Miking guitar cab

If you cant succeed with one mic (SM57 or there abouts) then you probably wont succeed with 3 mics. Get a good sound with an SM57 and then add mics to beef up the sound if needed. For example if you get a good meaty lo end sound from the 57 then stick a 58 on another speaker to tey and get some hi end but not 5K hi end!! ,
Then if you get a good sound with the 57 and 58, try adding a mic a few feet away from the cab (harder to find a good position for the mic) .This could add some depth to the recording and usually would be mixed in just a little with the 57 and 58.
Watch yer phase though.
 
scrubs said:
Get that first mic really close. Like inside 6 in from the speaker (inside 2 inches is even better). Take the grill/mesh off, if possible. Start with the mic at the junction of the speaker cone and center, angled so that it is parallel with the cone. Have headphones on while you're doing this, so you can hear what the mic hears. Play a little something and move the mic around until you find the "sweet spot." You may need to be right in the center, or out toward the edge. It varies greatly depending on the speaker.
This is how we used to mike our 4x12 cabs when performing live. Mike one of the top speakers, to reduce the effect of floor reflection. For home recording, make sure the cabinet is on an insulating pad of some sort and throw a quilt over the cabinet and mike to kill room reflections. As scrubs said, play with the placement and angle of the mike relative to the cone.

Your recorded sound will sound a bit dry, since it won't have any of the room in it. You can add a bit of room with delay effect.

On the other hand, if you want to get something like a rockabilly sound, stick the cabinet against the wall of a bare room and put the mike in the middle of the room, crank it up and let it rip. It will sound a bit trashy when isolated but will mix well.
 
I've heard a lot of people talk about phasing when using multiple mics. I'm trying to understand the actual physics of this so please bear with me...

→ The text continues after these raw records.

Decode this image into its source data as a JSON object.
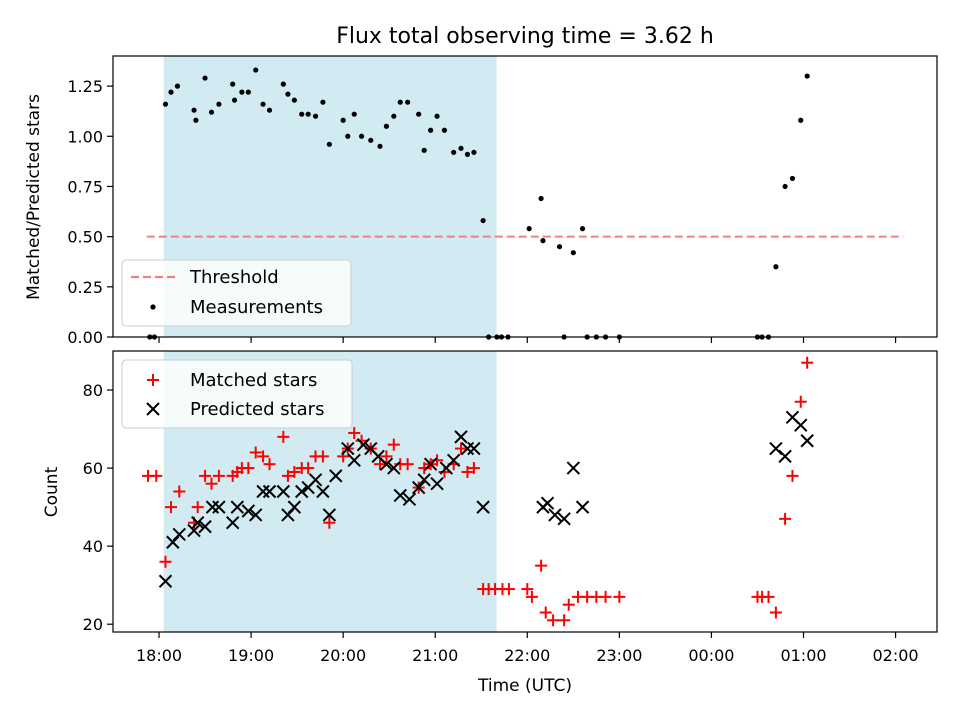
{
  "chart_data": [
    {
      "type": "scatter",
      "title": "Flux total observing time = 3.62 h",
      "ylabel": "Matched/Predicted stars",
      "ylim": [
        0,
        1.4
      ],
      "xlim": [
        -0.5,
        8.45
      ],
      "y_ticks": [
        "0.00",
        "0.25",
        "0.50",
        "0.75",
        "1.00",
        "1.25"
      ],
      "y_tick_values": [
        0,
        0.25,
        0.5,
        0.75,
        1.0,
        1.25
      ],
      "shaded_interval": {
        "start": "18:03",
        "end": "21:40",
        "color": "#add8e6"
      },
      "threshold": {
        "label": "Threshold",
        "value": 0.5,
        "x_start": "17:52",
        "x_end": "02:05",
        "color": "#f08080"
      },
      "legend": {
        "placement": "bottom-left",
        "entries": [
          "Threshold",
          "Measurements"
        ]
      },
      "series": [
        {
          "name": "Measurements",
          "color": "#000000",
          "x_hours": [
            -0.1,
            -0.05,
            0.07,
            0.13,
            0.2,
            0.38,
            0.4,
            0.5,
            0.57,
            0.65,
            0.8,
            0.82,
            0.9,
            0.97,
            1.05,
            1.13,
            1.2,
            1.35,
            1.4,
            1.47,
            1.55,
            1.62,
            1.7,
            1.78,
            1.85,
            2.0,
            2.05,
            2.12,
            2.2,
            2.3,
            2.4,
            2.47,
            2.55,
            2.62,
            2.7,
            2.82,
            2.88,
            2.95,
            3.02,
            3.1,
            3.2,
            3.28,
            3.35,
            3.42,
            3.52,
            3.58,
            3.67,
            3.72,
            3.79,
            4.02,
            4.15,
            4.17,
            4.35,
            4.4,
            4.5,
            4.6,
            4.65,
            4.75,
            4.85,
            5.0,
            6.5,
            6.55,
            6.62,
            6.7,
            6.8,
            6.88,
            6.97,
            7.04
          ],
          "y": [
            0.0,
            0.0,
            1.16,
            1.22,
            1.25,
            1.13,
            1.08,
            1.29,
            1.12,
            1.16,
            1.26,
            1.18,
            1.22,
            1.22,
            1.33,
            1.16,
            1.13,
            1.26,
            1.21,
            1.18,
            1.11,
            1.11,
            1.1,
            1.17,
            0.96,
            1.08,
            1.0,
            1.11,
            1.0,
            0.98,
            0.95,
            1.05,
            1.1,
            1.17,
            1.17,
            1.11,
            0.93,
            1.03,
            1.1,
            1.03,
            0.92,
            0.94,
            0.91,
            0.92,
            0.58,
            0.0,
            0.0,
            0.0,
            0.0,
            0.54,
            0.69,
            0.48,
            0.45,
            0.0,
            0.42,
            0.54,
            0.0,
            0.0,
            0.0,
            0.0,
            0.0,
            0.0,
            0.0,
            0.35,
            0.75,
            0.79,
            1.08,
            1.3
          ]
        }
      ]
    },
    {
      "type": "scatter",
      "xlabel": "Time (UTC)",
      "ylabel": "Count",
      "ylim": [
        18,
        90
      ],
      "xlim": [
        -0.5,
        8.45
      ],
      "x_ticks": [
        "18:00",
        "19:00",
        "20:00",
        "21:00",
        "22:00",
        "23:00",
        "00:00",
        "01:00",
        "02:00"
      ],
      "y_ticks": [
        "20",
        "40",
        "60",
        "80"
      ],
      "y_tick_values": [
        20,
        40,
        60,
        80
      ],
      "shaded_interval": {
        "start": "18:03",
        "end": "21:40",
        "color": "#add8e6"
      },
      "legend": {
        "placement": "top-left",
        "entries": [
          "Matched stars",
          "Predicted stars"
        ]
      },
      "series": [
        {
          "name": "Matched stars",
          "marker": "plus",
          "color": "#ff0000",
          "x_hours": [
            -0.12,
            -0.03,
            0.07,
            0.13,
            0.22,
            0.38,
            0.42,
            0.5,
            0.57,
            0.65,
            0.8,
            0.85,
            0.9,
            0.97,
            1.05,
            1.13,
            1.2,
            1.35,
            1.4,
            1.47,
            1.55,
            1.62,
            1.7,
            1.78,
            1.85,
            2.0,
            2.05,
            2.12,
            2.2,
            2.3,
            2.4,
            2.47,
            2.55,
            2.62,
            2.7,
            2.82,
            2.88,
            2.95,
            3.02,
            3.1,
            3.2,
            3.28,
            3.35,
            3.42,
            3.52,
            3.58,
            3.65,
            3.73,
            3.8,
            4.0,
            4.05,
            4.15,
            4.2,
            4.28,
            4.4,
            4.45,
            4.55,
            4.65,
            4.75,
            4.85,
            5.0,
            6.5,
            6.55,
            6.62,
            6.7,
            6.8,
            6.88,
            6.97,
            7.04
          ],
          "y": [
            58,
            58,
            36,
            50,
            54,
            46,
            50,
            58,
            56,
            58,
            58,
            59,
            60,
            60,
            64,
            63,
            61,
            68,
            58,
            59,
            60,
            60,
            63,
            63,
            46,
            63,
            65,
            69,
            67,
            65,
            61,
            63,
            66,
            61,
            61,
            55,
            60,
            61,
            62,
            59,
            61,
            65,
            59,
            60,
            29,
            29,
            29,
            29,
            29,
            29,
            27,
            35,
            23,
            21,
            21,
            25,
            27,
            27,
            27,
            27,
            27,
            27,
            27,
            27,
            23,
            47,
            58,
            77,
            87
          ]
        },
        {
          "name": "Predicted stars",
          "marker": "x",
          "color": "#000000",
          "x_hours": [
            0.07,
            0.15,
            0.22,
            0.38,
            0.42,
            0.5,
            0.58,
            0.65,
            0.8,
            0.85,
            0.97,
            1.05,
            1.13,
            1.2,
            1.35,
            1.4,
            1.47,
            1.55,
            1.62,
            1.7,
            1.78,
            1.85,
            1.92,
            2.05,
            2.12,
            2.22,
            2.3,
            2.38,
            2.47,
            2.55,
            2.62,
            2.72,
            2.82,
            2.88,
            2.95,
            3.02,
            3.12,
            3.2,
            3.28,
            3.35,
            3.42,
            3.52,
            4.17,
            4.22,
            4.3,
            4.4,
            4.5,
            4.6,
            6.7,
            6.8,
            6.88,
            6.97,
            7.04
          ],
          "y": [
            31,
            41,
            43,
            44,
            46,
            45,
            50,
            50,
            46,
            50,
            49,
            48,
            54,
            54,
            54,
            48,
            50,
            54,
            55,
            57,
            54,
            48,
            58,
            65,
            62,
            66,
            65,
            63,
            61,
            60,
            53,
            52,
            55,
            57,
            61,
            56,
            60,
            62,
            68,
            65,
            65,
            50,
            50,
            51,
            48,
            47,
            60,
            50,
            65,
            63,
            73,
            71,
            67
          ]
        }
      ]
    }
  ]
}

At 70F with dry air, sound travels at about 1130 feet per second. So if you place your ambient mic 2 feet behind the primary mic, we are looking at a 0.00177 second delay. But delay doesn't cause phasing...does it?

One would think that the lenth of a single wave is actually what causes phasing...similar to how noise cancellation headphones work.

My questions is, "Isn't it impossible for one to place the secondary mic with such precision that it doesn't go out of phase with the actual sound waves being picked up by the primary mic?"

Am I totally off base? What am I missing?
 
I have quite a bit of experience with live miking, and quite a bit less with studio miking. That said, I've never seen multiple mikes used on a cabinet during live performances unless it was for redundancy. (I'm talking about small-to-medium club work here, not stadium stuff.)

I guess that in a recording scenario you could place as many mikes as you wanted on a speaker or cabinet, record each to a separate channel, and pick the sound you like best. But David Katauskis makes a valid point about phase effect (unless you are playing a single note the whole time..... ;) )
 
David Katauskas said:
I've heard a lot of people talk about phasing when using multiple mics. I'm trying to understand the actual physics of this so please bear with me...

At 70F with dry air, sound travels at about 1130 feet per second. So if you place your ambient mic 2 feet behind the primary mic, we are looking at a 0.00177 second delay. But delay doesn't cause phasing...does it?

One would think that the lenth of a single wave is actually what causes phasing...similar to how noise cancellation headphones work.

My questions is, "Isn't it impossible for one to place the secondary mic with such precision that it doesn't go out of phase with the actual sound waves being picked up by the primary mic?"

Am I totally off base? What am I missing?
Delay causes phasing. The shorter the dealy, the higher the frequency that gets canceled. Very short delays cancel out very high frequencies that are out of our range. 1ms delay will cause a flange type sound.
 
Im sure you could be right actually. I dont think it is actually possible to get any two different sources exactly in phase. I could be wrong though.
If they were exactly in phase the whole way throught the song then wouldnt that mean that the two waves are infact exactly the same wave?
 
Let me put it to you this way.

If you placed two stereo speakers in line, with one slightly ahead of the other, and plugged a signal generator into the system and slowly swept the frequency band, at some frequency you will attain complete phase cancellation. This is because at that frequency, the peak of the output wave is presented to your ear as a peak from one speaker and a trough from the other because the distance between the speakers is equal to 1/2 the wavelength of the frequency, and you hear (theoretically) nothing. And if that frequency is a harmonic or undertone of some instrument producing a different fundamental frequency, you won't hear the harmonic.

Separating the speakers by differing distances simply changes the frequency that undergoes phase cancellation.

So multiple mikes in front of any source would need to be exactly the same distance from the source to avoid phase cancellation at some frequency. that said, very small differences in displacement would only effect very high frequencies (high frequency = short wavelength) and very large offsets would only effect very low frequencies.